Dragoș Pîslaru, geb. 1976, war bis 2017 Minister für Arbeit und Soziales in Rumänien. Seit 2019 ist er Mitglied des EU-Parlaments (Renew Europe Group) und fungiert seit Anfang des Jahres als Vorsitzender des Ausschusses für Beschäftigung und soziale Angelegenheite.

In Deutschland und Österreich kam es in den letzten Jahren zu Hunderten von Unfällen und mehreren Todesfällen von rumänischen Forstarbeitern …

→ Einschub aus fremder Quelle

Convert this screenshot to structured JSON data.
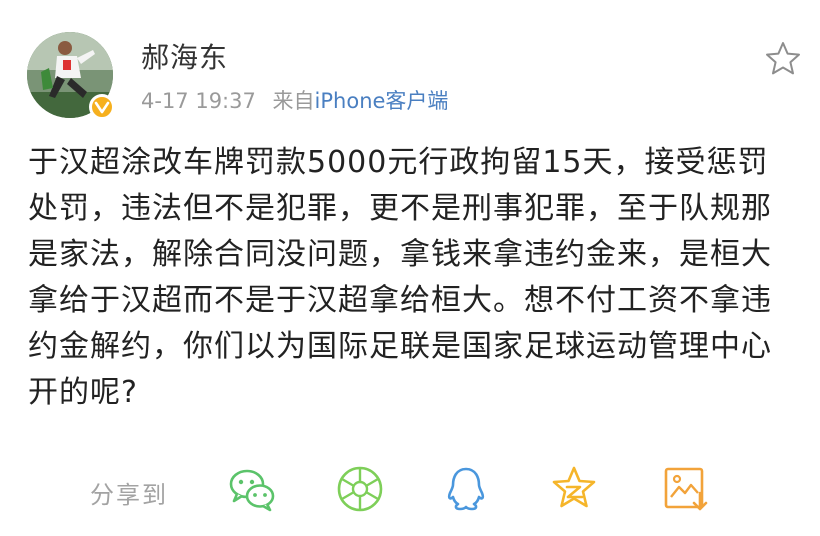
{
  "post": {
    "author_name": "郝海东",
    "time": "4-17 19:37",
    "source_prefix": "来自",
    "source_name": "iPhone客户端",
    "text": "于汉超涂改车牌罚款5000元行政拘留15天，接受惩罚处罚，违法但不是犯罪，更不是刑事犯罪，至于队规那是家法，解除合同没问题，拿钱来拿违约金来，是桓大拿给于汉超而不是于汉超拿给桓大。想不付工资不拿违约金解约，你们以为国际足联是国家足球运动管理中心开的呢?"
  },
  "share": {
    "label": "分享到",
    "targets": [
      {
        "name": "wechat-icon",
        "color": "#5bc36a"
      },
      {
        "name": "moments-icon",
        "color": "#7ecf59"
      },
      {
        "name": "qq-icon",
        "color": "#4a97dd"
      },
      {
        "name": "qzone-icon",
        "color": "#f5b52a"
      },
      {
        "name": "save-image-icon",
        "color": "#f2a33a"
      }
    ]
  },
  "colors": {
    "verified_badge": "#f6b01e",
    "link": "#4a7fc1",
    "text": "#222222",
    "secondary": "#9a9a9a"
  }
}
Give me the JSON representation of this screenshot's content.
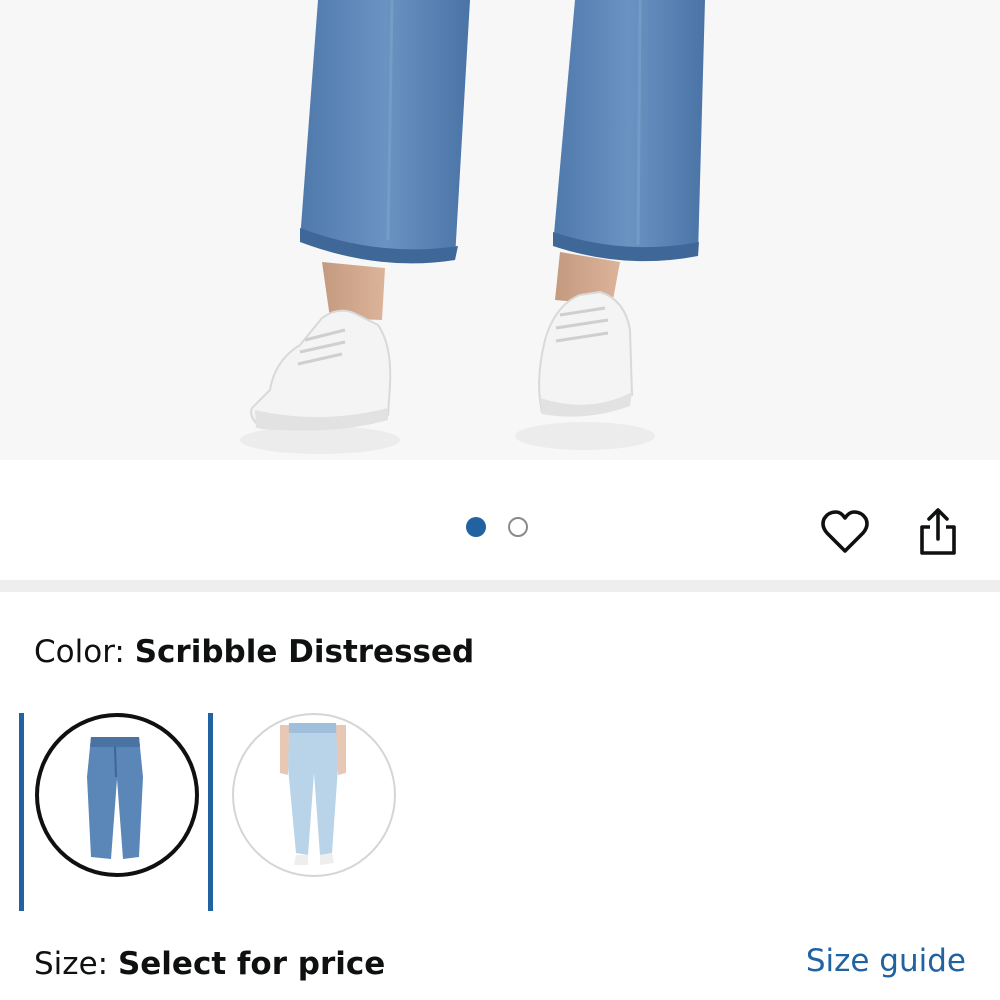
{
  "gallery": {
    "image_count": 2,
    "active_index": 0
  },
  "actions": {
    "wishlist_icon": "heart-icon",
    "share_icon": "share-icon"
  },
  "color": {
    "label": "Color: ",
    "value": "Scribble Distressed",
    "swatches": [
      {
        "name": "Scribble Distressed",
        "selected": true
      },
      {
        "name": "Light Wash",
        "selected": false
      }
    ]
  },
  "size": {
    "label": "Size: ",
    "value": "Select for price",
    "guide_link": "Size guide"
  },
  "colors": {
    "accent": "#2162a1",
    "text": "#0f1111",
    "divider": "#eeeeee",
    "denim_medium": "#5b86b8",
    "denim_light": "#b9d3e8"
  }
}
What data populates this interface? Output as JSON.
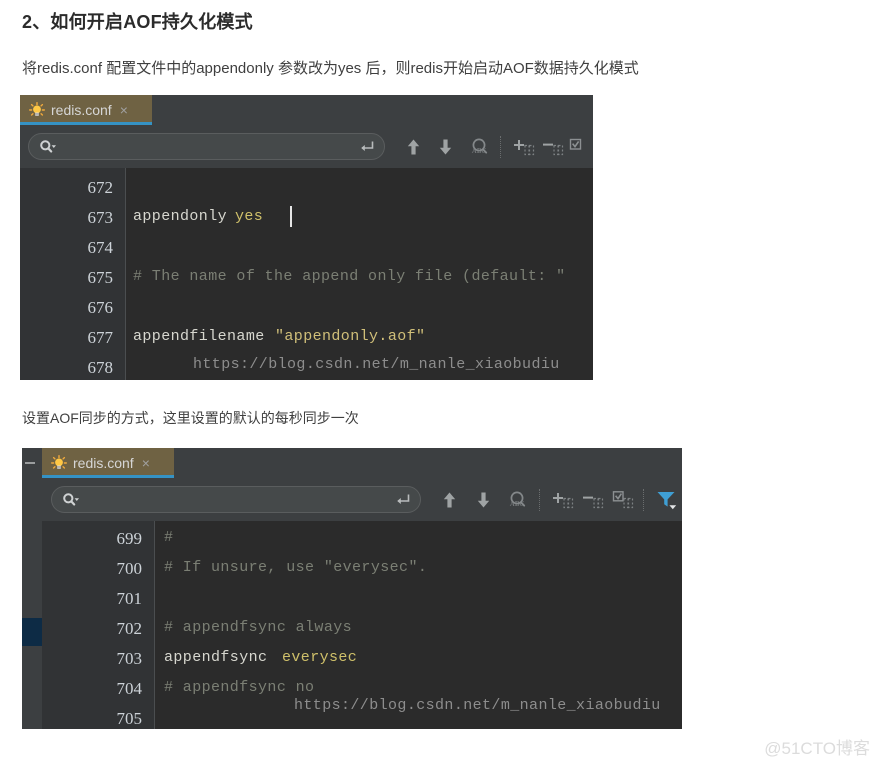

Dragoș Pîslaru: Es ist erstaunlich, wie wenig darüber gesprochen wird. Lokale Medien in Österreich und Deutschland berichten kaum darüber, in rumänischen Medien gibt es ein oder zwei Berichte. Ich persönlich bin 2020 im Zusammenhang mit der Pandemie auf das Thema aufmerksam geworden. In Deutschland und Österreich, aber auch in einer Reihe anderer Länder, gab es eine Reihe von Fällen von migrantischen Arbeiter:innen, die Probleme hatten, als die Grenzen geschlossen wurden. Sie wurden von verschiedenen Flughäfen in Rumänien zur Arbeit in der deutschen Fleischindustrie verfrachtet, oder zur Feldarbeit in die Niederlande und nach Spanien.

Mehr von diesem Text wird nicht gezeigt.